Maybe not in the abstract, but in the real world, I bet you would have rads arguing over whether the report was properly descriptive. The reader called a fracture, but he didn’t specify simple or comminuted. If there was no displacement, would the report be “wrong” not to specifically state anatomic alignment? How overzealous would a radiological critic have to be to call someone “wrong” because they reported 15 degrees of angulation when the critic measured 20 degrees, or would a QA committee need to be engaged?

Waxing philosophical, one could take the stance that the truly “right” diagnosis is out there, even if no rad can make it from available images. Suppose I get a chest X-ray that shows no abnormality with a history of “R/O malignancy.” It eventually turns out the patient has leukemia. If I don’t magically know to say “leukemia” in my report, how can I be 100 percent right? Does verbiage like “A normal chest x-ray does not rule out malignancy” make me any righter?

Getting a lot more down to Earth, a lot of the studies we read are not definitive matters. Many abnormalities, as some of my attendings used to say, don’t “read the textbook.” Many liver lesions, despite scrutiny via ultrasound, CT, and MR, fail to be pathognomonic.
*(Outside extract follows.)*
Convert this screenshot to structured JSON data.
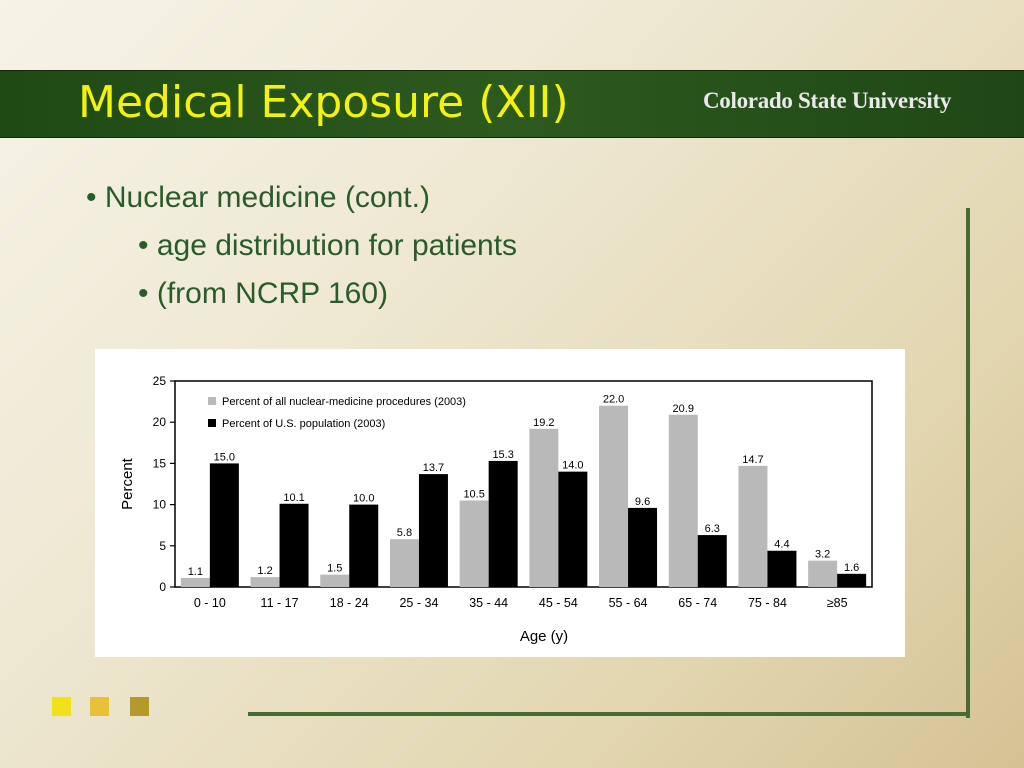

The best we can do is offer a differential, but that is only mixing in the right diagnosis with a handful of wrong ones, if indeed we manage to include the right one at all.
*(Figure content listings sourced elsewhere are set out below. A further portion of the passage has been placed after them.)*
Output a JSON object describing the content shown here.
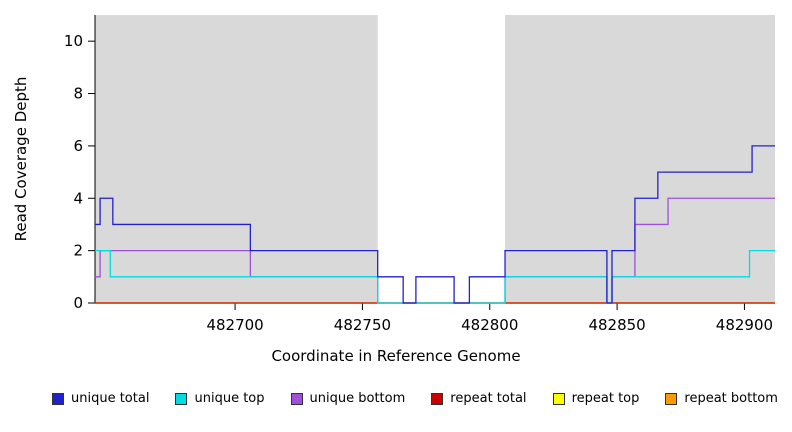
{
  "chart_data": {
    "type": "line",
    "step": true,
    "title": "",
    "xlabel": "Coordinate in Reference Genome",
    "ylabel": "Read Coverage Depth",
    "xlim": [
      482645,
      482912
    ],
    "ylim": [
      0,
      11
    ],
    "xticks": [
      482700,
      482750,
      482800,
      482850,
      482900
    ],
    "yticks": [
      0,
      2,
      4,
      6,
      8,
      10
    ],
    "grid": false,
    "legend_position": "bottom",
    "panel_color": "#d9d9d9",
    "highlight_region": {
      "x0": 482756,
      "x1": 482806,
      "color": "#ffffff"
    },
    "series": [
      {
        "name": "unique total",
        "color": "#2222cc",
        "points": [
          [
            482645,
            3
          ],
          [
            482647,
            4
          ],
          [
            482652,
            3
          ],
          [
            482706,
            2
          ],
          [
            482756,
            1
          ],
          [
            482766,
            0
          ],
          [
            482771,
            1
          ],
          [
            482786,
            0
          ],
          [
            482792,
            1
          ],
          [
            482806,
            2
          ],
          [
            482846,
            0
          ],
          [
            482848,
            2
          ],
          [
            482857,
            4
          ],
          [
            482866,
            5
          ],
          [
            482903,
            6
          ],
          [
            482912,
            6
          ]
        ]
      },
      {
        "name": "unique top",
        "color": "#00dde0",
        "points": [
          [
            482645,
            2
          ],
          [
            482651,
            1
          ],
          [
            482756,
            0
          ],
          [
            482806,
            1
          ],
          [
            482846,
            0
          ],
          [
            482848,
            1
          ],
          [
            482902,
            2
          ],
          [
            482912,
            2
          ]
        ]
      },
      {
        "name": "unique bottom",
        "color": "#a050d8",
        "points": [
          [
            482645,
            1
          ],
          [
            482647,
            2
          ],
          [
            482706,
            1
          ],
          [
            482756,
            0
          ],
          [
            482806,
            1
          ],
          [
            482846,
            0
          ],
          [
            482848,
            1
          ],
          [
            482857,
            3
          ],
          [
            482870,
            4
          ],
          [
            482912,
            4
          ]
        ]
      },
      {
        "name": "repeat total",
        "color": "#cc0000",
        "points": [
          [
            482645,
            0
          ],
          [
            482912,
            0
          ]
        ]
      },
      {
        "name": "repeat top",
        "color": "#ffff00",
        "points": [
          [
            482645,
            0
          ],
          [
            482912,
            0
          ]
        ]
      },
      {
        "name": "repeat bottom",
        "color": "#ff9900",
        "points": [
          [
            482645,
            0
          ],
          [
            482912,
            0
          ]
        ]
      }
    ]
  }
}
It is baked into our profession that we can’t hope to be 100 percent accurate. Long before budding physicians specialize in radiology, they learn about epidemiology, including things like sensitivity, specificity, and positive/negative predictive value. All of that number crunching tells us that the best we are usually going to be able to do is have a high probability of being right.

Later on, rad residents are reminded of that, for instance in mammography. There is an entire category of BI-RADS for the notion of “less than 2 percent chance of cancer but needs follow-up.” Other RAD systems came along to mimic the concept. That is not going to be satisfying for anybody who wanted the world, or at least radiology’s corner of it, to be a binary affair of right or wrong.

Another way to look at that and other uncertainties in our field is the notion that if you don’t commit to one answer, you are wrong no matter what. Sticking with the BIRADS-3 example, if the abnormality was, in fact, benign, the “absolute” right answer should have stuck it in category 1 or 2, requiring no follow-up until the next routine screening. On the other hand, if it was truly cancer, “right” identification, as such, would have resulted in immediate referral/treatment, not waiting a few months for repeat imaging.

Rads differ in how they deal with these gray zones. Some of us pepper our reports with reminders of these uncertainties, thinking referrers (especially the ones who didn’t go to medical school) need reminders/refreshers that our work isn’t full of gold-standard diagnoses. We might also do it on a wing and a prayer that our caveats could avert lawsuits.

Other rads go further, accumulating hedging techniques like they are collectable trading cards: Let all who read their reports consider our work to be only a shade more reliable than astrology and tea leaf divination. When clinicians snicker about “clinical correlation” being our watchwords, we can probably thank this lot.

Perhaps in response, we have the other extreme with rads who go out of their way to avoid all uncertainty, making boldly definitive statements whenever possible and criticizing colleagues who don’t. These folks tend to be smarter than most, so it is not likely they failed to learn their epidemiology or forgot it. Rather, they have made a conscious decision: commit to a diagnostic opinion even at the risk of being wrong.